The Eagles won of course, and the next day at work, I just kind of casually dipped my head in her office. My co-worker was still understandably salty about her team's demise, but she told me she would purchase my fine wine by the end of the week. That was on February 5th.

I hadn't seen her for a few weeks until last week when I just so happened to see her in the kitchen, while I was washing my dish after lunch. We exchanged pleasantries, and then she told me that she hadn't forgotten about me, she had just been really busy as of late, and she still was going to get me my wine. I jokingly asked her if she was sure, and she basically said her word was bond---that may be the case, but it damn sure isn't timely.

When the loser of a bet has to pay, it absolutely has to be done in timely fashion.
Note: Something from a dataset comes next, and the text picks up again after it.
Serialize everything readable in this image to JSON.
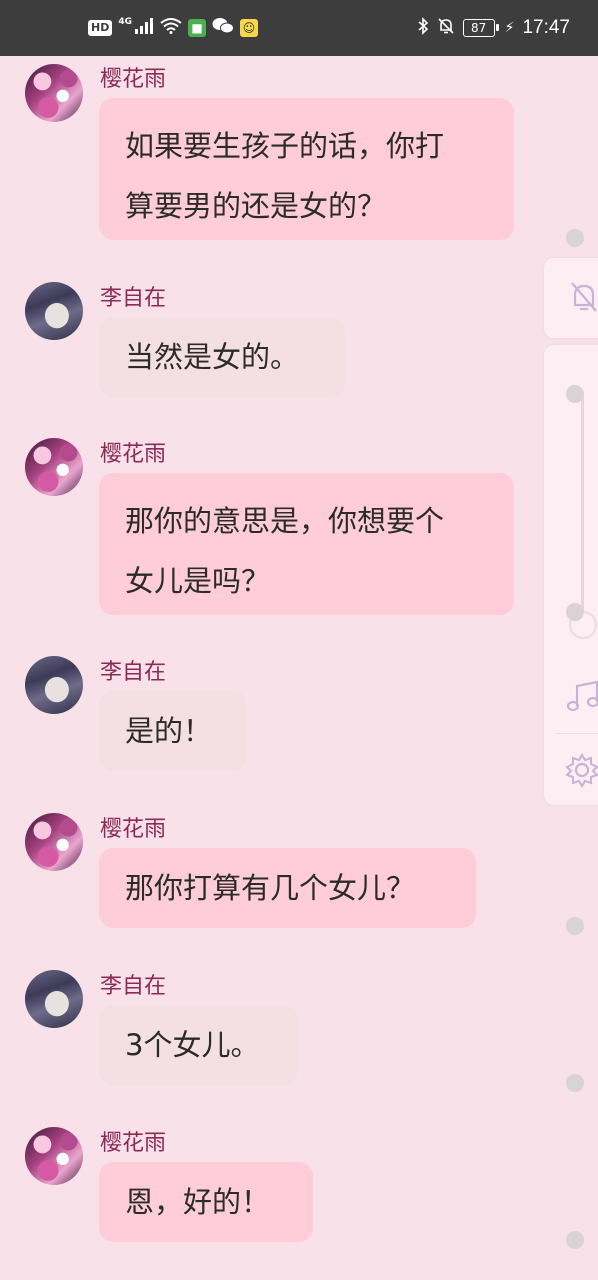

The person who won the bet, needs that instant gratification of knowing that a) They beat and outsmarted your ass and b) the person who they beat had to endure a bit of inconvenience as a result of their loser ways. I felt good in the few days after the bet, but now my good feelings have been nullified due to her neglect. Furthermore, she has the upper hand, because if I don't say anything, she'll continue to not pay but if I do gently remind her that she owes me a fine bottle of wine, I look petty and pressed as all get out, stressing her about a $12 of wine. She's turned the tables on me.

That being said, I have no problems being petty and I fully plan on getting that wine this week. Delayed gratification is gratification nonetheless. It's just a shame she does not know the proper bet-making-and-paying-up etiquette.